The flow of difficulties reached its peak in 1997 with the staff holders of the Flemish Balies, with the exception of the staff holders of Gent. Mr. Van Parys would rather have asked how it would actually be with the staff holder of Gent. The General Council of the National Order was then blocked. A substantial gap in decision-making and the difficult decision-making process were at the root of the difficulties. Subsequently, without legal recognition, the Association of Flemish Balies and the Conférence des barreaux francophones et germanophones were established and the further functioning of the National Order was limited to the handling of the ongoing affairs.

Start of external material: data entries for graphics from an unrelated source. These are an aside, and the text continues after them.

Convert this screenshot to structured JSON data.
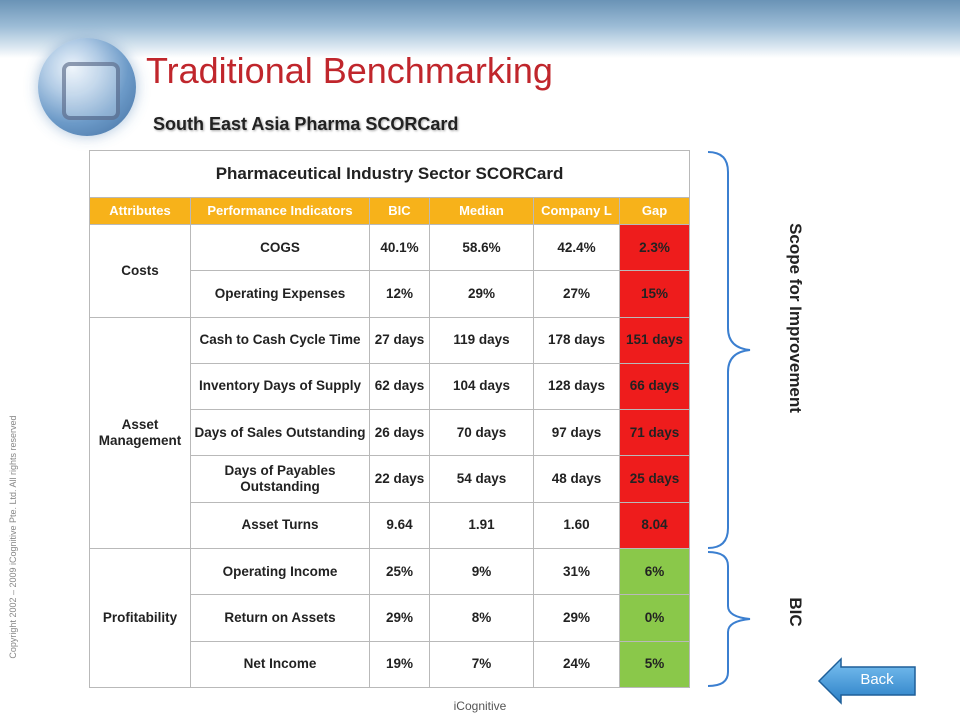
{
  "slide": {
    "title": "Traditional Benchmarking",
    "subtitle": "South East Asia Pharma SCORCard",
    "copyright": "Copyright 2002 – 2009 iCognitive Pte. Ltd. All rights reserved",
    "footer": "iCognitive"
  },
  "table": {
    "title": "Pharmaceutical Industry Sector SCORCard",
    "headers": [
      "Attributes",
      "Performance Indicators",
      "BIC",
      "Median",
      "Company L",
      "Gap"
    ],
    "groups": [
      {
        "attribute": "Costs",
        "rows": [
          {
            "indicator": "COGS",
            "bic": "40.1%",
            "median": "58.6%",
            "company": "42.4%",
            "gap": "2.3%"
          },
          {
            "indicator": "Operating Expenses",
            "bic": "12%",
            "median": "29%",
            "company": "27%",
            "gap": "15%"
          }
        ]
      },
      {
        "attribute": "Asset Management",
        "rows": [
          {
            "indicator": "Cash to Cash Cycle Time",
            "bic": "27 days",
            "median": "119 days",
            "company": "178 days",
            "gap": "151 days"
          },
          {
            "indicator": "Inventory Days of Supply",
            "bic": "62 days",
            "median": "104 days",
            "company": "128 days",
            "gap": "66 days"
          },
          {
            "indicator": "Days of Sales Outstanding",
            "bic": "26 days",
            "median": "70 days",
            "company": "97 days",
            "gap": "71 days"
          },
          {
            "indicator": "Days of Payables Outstanding",
            "bic": "22 days",
            "median": "54 days",
            "company": "48 days",
            "gap": "25 days"
          },
          {
            "indicator": "Asset Turns",
            "bic": "9.64",
            "median": "1.91",
            "company": "1.60",
            "gap": "8.04"
          }
        ]
      },
      {
        "attribute": "Profitability",
        "rows": [
          {
            "indicator": "Operating Income",
            "bic": "25%",
            "median": "9%",
            "company": "31%",
            "gap": "6%"
          },
          {
            "indicator": "Return on Assets",
            "bic": "29%",
            "median": "8%",
            "company": "29%",
            "gap": "0%"
          },
          {
            "indicator": "Net Income",
            "bic": "19%",
            "median": "7%",
            "company": "24%",
            "gap": "5%"
          }
        ]
      }
    ]
  },
  "annotations": {
    "scope": "Scope for Improvement",
    "bic": "BIC"
  },
  "nav": {
    "back_label": "Back"
  },
  "colors": {
    "title": "#c0262c",
    "header_bg": "#f7b21a",
    "gap_red": "#ee1c1c",
    "gap_green": "#8ac84a",
    "back_button": "#3f9bde",
    "brace": "#3b7fd0"
  }
}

Ever since I took office as Minister of Justice in the summer of 1999, I have worked through intense mediation efforts to bring the different views of the two associations closer together. I have always emphasized that a constructive solution for the restructuring of the National Order is only possible if the parties concerned reach a consensus. In the moment we chose the profession of lawyer, we learned that the essential characteristic of our profession is the prevention of a dispute. If this was not possible, we would at least learn to find a way out through reconciliation. It is therefore regrettable that a professional group that stands so strongly on its independence - which has been said several times today, some have even spoken of an appearance of independence - is not able to find a solution in itself.

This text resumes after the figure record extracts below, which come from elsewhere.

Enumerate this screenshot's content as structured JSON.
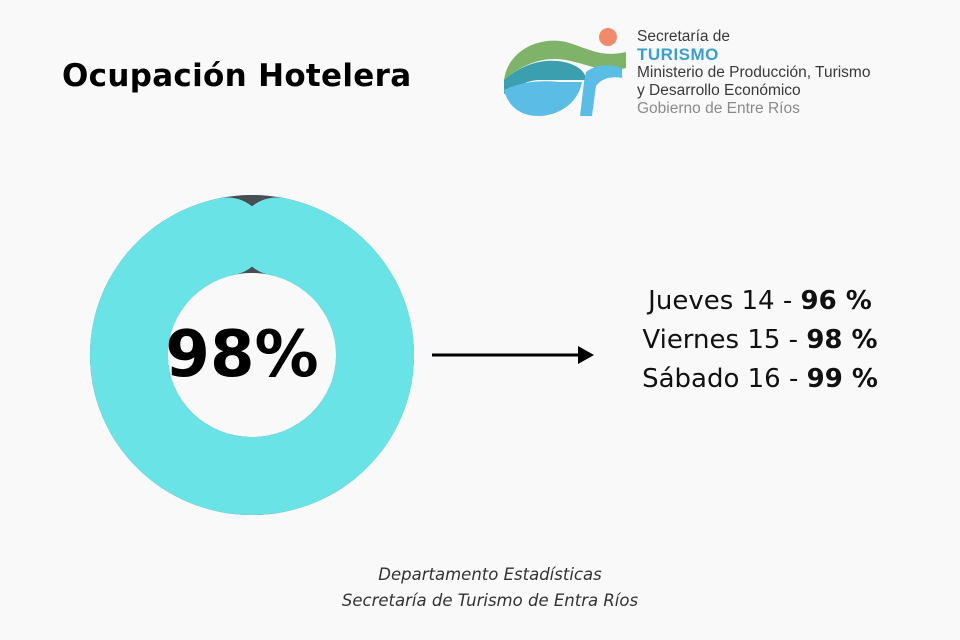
{
  "title": "Ocupación Hotelera",
  "logo": {
    "line1": "Secretaría de",
    "line2": "TURISMO",
    "line3": "Ministerio de Producción, Turismo",
    "line4": "y Desarrollo Económico",
    "line5": "Gobierno de Entre Ríos",
    "colors": {
      "green": "#7fb36a",
      "teal": "#3b9fb0",
      "blue": "#5bbde6",
      "coral": "#f08a6a"
    }
  },
  "chart_data": {
    "type": "pie",
    "variant": "donut",
    "center_label": "98%",
    "slices": [
      {
        "value": 98,
        "color": "#6ae3e6"
      },
      {
        "value": 2,
        "color": "#474e56"
      }
    ]
  },
  "days": [
    {
      "label": "Jueves 14 - ",
      "value": "96 %"
    },
    {
      "label": "Viernes 15 - ",
      "value": "98 %"
    },
    {
      "label": "Sábado 16 - ",
      "value": "99 %"
    }
  ],
  "footer": {
    "line1": "Departamento Estadísticas",
    "line2": "Secretaría de Turismo de Entra Ríos"
  }
}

In the hope that the richness of a parliamentary debate, abstraction from minority/majority opposition, would lead to a solution that would benefit from a support, as broad as possible, the choice of the government, not to submit a proposal in this or another way to the legislative chambers as part of the settlement of this problem, was also deliberated.

In this context, I would also like to thank the Chairman of the Committee on Justice for the efforts he has made in the search for such a constructive solution. The proposal also provides for legal recognition of the "Vereniging van Vlaamse balies", on the one hand, and the Conference of French and German-speaking bars, on the other. A federal bar council is created to enable concertation between the two institutions. Disputes relating to matters relating to the bar may be submitted to an arbitral college. by

Finally, I dare to express my hope that these new instruments will be used by both institutions to ⁇ a content decision-making process in a constructive atmosphere and in mutual loyalty, which we have lacked since 1997.

As soon as the provisions of this proposal become definitive, I will of course make the necessary adjustments to allow for a smooth subsidisation of first and second line aid. I think I will immediately help solve the most important problem that was on the table.


President Herman De Croo

General discussion is closed. The general discussion is closed.